The guidelines apply to customers’ personally identifiable information (PII) – the bits of information that apps collect from their users: names, email addresses, telephone numbers and the like – and how they’re used, stored and accessed.
The guidelines initially surfaced in an article last Friday on the company’s Developer Support forums but were revised Tuesday.
Addressing data collection, BlackBerry is stressing apps only collect user information when it’s reasonable to do so and to make sure it’s clear to users what developers are doing with that information via an easy to find privacy policy.
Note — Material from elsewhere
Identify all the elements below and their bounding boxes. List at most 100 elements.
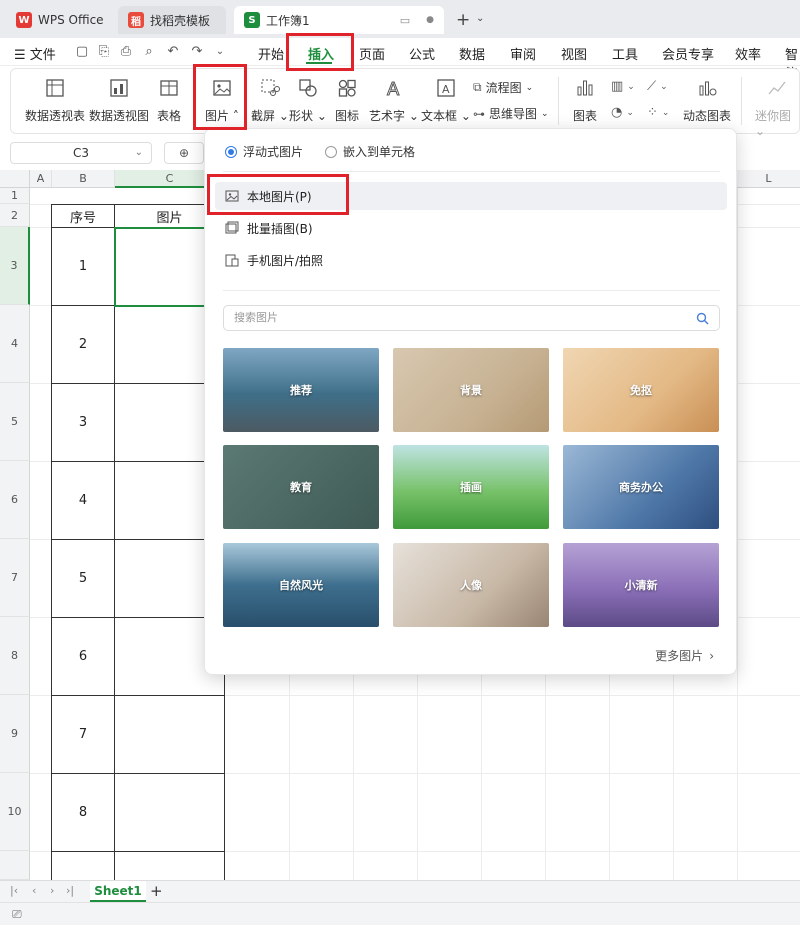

If the apps use third-party code, like an ad service for example, BlackBerry wants app developers to understand how it works and how it may directly affect user information. While BlackBerry assuming developers will follow any privacy/data protection legislation, its still is stressing they stay accountable for its users’ information and to familiarize themselves with the law wherever the app is being downloaded and used.
If a user’s data is sent to an external server, it’s encouraged to be encrypted, on and off the phone and everywhere in between. If it must be transferred, BlackBerry is encouraging the app to use Secure Sockets Layer (SSL) or Transport Layer Security (TLS).
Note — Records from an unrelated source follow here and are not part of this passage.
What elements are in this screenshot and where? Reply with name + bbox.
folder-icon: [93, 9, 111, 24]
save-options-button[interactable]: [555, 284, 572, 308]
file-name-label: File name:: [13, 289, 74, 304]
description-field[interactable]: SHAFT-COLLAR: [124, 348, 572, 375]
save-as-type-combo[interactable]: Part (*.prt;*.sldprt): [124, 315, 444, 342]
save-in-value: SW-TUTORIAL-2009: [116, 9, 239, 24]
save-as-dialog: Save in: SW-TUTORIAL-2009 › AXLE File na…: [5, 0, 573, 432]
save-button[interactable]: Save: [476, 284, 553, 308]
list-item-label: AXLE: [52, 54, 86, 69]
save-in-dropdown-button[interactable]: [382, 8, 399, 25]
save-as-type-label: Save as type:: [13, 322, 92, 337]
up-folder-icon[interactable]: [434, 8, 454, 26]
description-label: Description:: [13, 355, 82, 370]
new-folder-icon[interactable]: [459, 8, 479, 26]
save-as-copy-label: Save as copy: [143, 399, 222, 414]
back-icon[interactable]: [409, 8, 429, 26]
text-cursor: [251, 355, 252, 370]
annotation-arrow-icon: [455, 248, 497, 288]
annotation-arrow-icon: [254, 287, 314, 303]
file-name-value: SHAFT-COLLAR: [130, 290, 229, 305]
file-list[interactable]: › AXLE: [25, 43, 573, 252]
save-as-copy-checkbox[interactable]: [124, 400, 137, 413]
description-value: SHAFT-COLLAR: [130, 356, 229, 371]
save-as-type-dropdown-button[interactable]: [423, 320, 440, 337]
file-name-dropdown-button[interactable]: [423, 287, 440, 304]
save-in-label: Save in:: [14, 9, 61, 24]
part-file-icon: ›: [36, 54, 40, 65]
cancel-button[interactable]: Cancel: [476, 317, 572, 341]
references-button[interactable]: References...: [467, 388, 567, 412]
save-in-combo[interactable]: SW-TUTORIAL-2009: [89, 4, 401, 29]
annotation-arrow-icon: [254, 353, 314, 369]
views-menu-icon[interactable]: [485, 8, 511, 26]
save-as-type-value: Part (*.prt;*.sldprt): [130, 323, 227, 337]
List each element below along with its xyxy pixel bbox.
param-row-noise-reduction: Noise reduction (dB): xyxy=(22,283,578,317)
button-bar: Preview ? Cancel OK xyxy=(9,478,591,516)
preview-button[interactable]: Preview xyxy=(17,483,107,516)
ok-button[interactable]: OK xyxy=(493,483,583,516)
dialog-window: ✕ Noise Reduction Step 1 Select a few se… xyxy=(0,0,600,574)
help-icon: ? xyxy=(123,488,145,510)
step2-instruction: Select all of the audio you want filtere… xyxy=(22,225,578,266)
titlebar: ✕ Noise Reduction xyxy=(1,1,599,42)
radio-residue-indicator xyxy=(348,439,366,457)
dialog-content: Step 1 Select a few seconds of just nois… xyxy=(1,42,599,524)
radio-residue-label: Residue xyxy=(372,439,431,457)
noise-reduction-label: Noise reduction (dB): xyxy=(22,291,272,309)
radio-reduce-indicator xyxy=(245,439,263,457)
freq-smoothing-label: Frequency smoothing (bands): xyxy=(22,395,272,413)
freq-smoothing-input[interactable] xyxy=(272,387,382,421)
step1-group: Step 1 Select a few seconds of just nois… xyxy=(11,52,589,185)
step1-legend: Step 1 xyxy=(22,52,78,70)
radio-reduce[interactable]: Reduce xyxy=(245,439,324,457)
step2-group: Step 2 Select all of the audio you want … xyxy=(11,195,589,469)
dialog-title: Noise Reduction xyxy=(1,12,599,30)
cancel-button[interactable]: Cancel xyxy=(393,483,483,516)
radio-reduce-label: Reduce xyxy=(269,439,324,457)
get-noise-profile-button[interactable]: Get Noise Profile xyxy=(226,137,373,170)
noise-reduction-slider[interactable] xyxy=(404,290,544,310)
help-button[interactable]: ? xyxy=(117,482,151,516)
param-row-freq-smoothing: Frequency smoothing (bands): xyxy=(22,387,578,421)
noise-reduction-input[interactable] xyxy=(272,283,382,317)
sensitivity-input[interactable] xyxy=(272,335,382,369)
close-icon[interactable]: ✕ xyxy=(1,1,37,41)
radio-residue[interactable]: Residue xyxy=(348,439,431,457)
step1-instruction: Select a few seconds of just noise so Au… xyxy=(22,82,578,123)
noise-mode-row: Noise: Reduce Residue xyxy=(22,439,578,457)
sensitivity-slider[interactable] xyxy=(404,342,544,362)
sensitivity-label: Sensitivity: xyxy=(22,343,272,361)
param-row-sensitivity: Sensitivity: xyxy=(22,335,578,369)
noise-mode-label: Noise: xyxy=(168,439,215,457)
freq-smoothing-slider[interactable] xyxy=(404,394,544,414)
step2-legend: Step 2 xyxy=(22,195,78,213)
The guidelines aren’t mandatory, the company still has its RIME Store Vendor Agreement and its BlackBerry World Vendor Guidelines for that, instead the new list is expected to be viewed as recommended best practices.
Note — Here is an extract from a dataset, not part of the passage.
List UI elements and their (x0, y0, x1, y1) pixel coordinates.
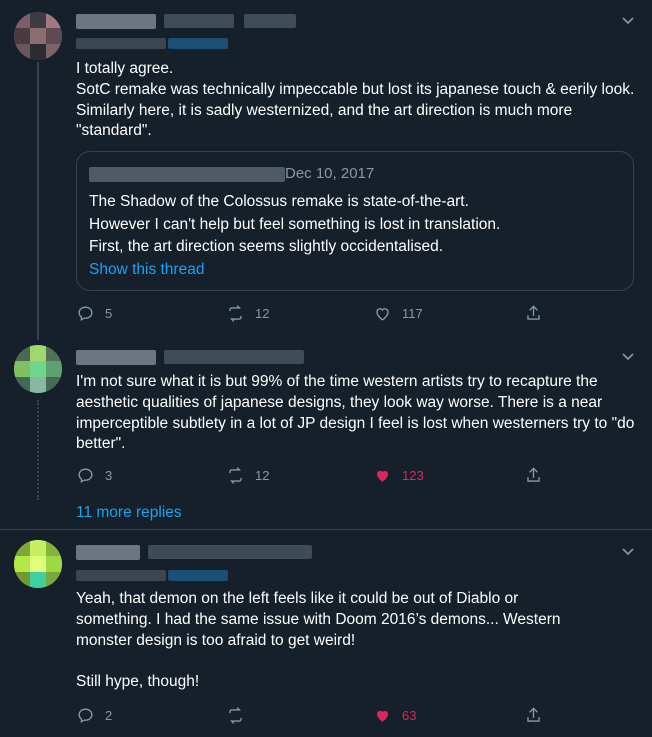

BlackBerry notes that app developers will bear final responsibility but acknowledges that complying with the principles will ensure the vendors’ apps will remain listed in the company’s recently re-launched online app store, BlackBerry World.
To compete with Google’s Play marketplace and Apple’s app store, BlackBerry rebranded its app store last week to include music and video offerings. The company even ditched the name its used since 1985, Research in Motion (RIM), to fully embrace the BlackBerry brand.
With these guidelines however, the company is essentially telling its developers to do their due diligence to ensure they can find a balance between being transparent while adequately securing their users’ information.
To clarify exactly what kind of user information (or PII) includes, BlackBerry gives a pretty extensive rundown, noting the data can include everything from a user’s passwords to geolocation data to phone call logs to calendar reminders.
While some of these suggestions may sound a bit obvious, especially for a company operating in the mobile security sphere, in BlackBerry’s defense, it’s not the first time the group has tried to lock down a uniform list of principles.
This week’s guidelines build off a blogpost written by Adrian Stone, BlackBerry’s Head of Security Response team, last summer. In that post, on the company’s Business Blog, Stone pointed out that users would see new privacy notices pop up from time to time warning them about any third-party applications that don’t properly address how the app accesses and uses the data.
While the group tasked with scouring BB code and keeping its products secure, BlackBerry’s Security Incident Response Team, still issues these alerts, it’s clear the company is looking to hold third-party developers to a higher standard and curb the number of alerts it sends going forward.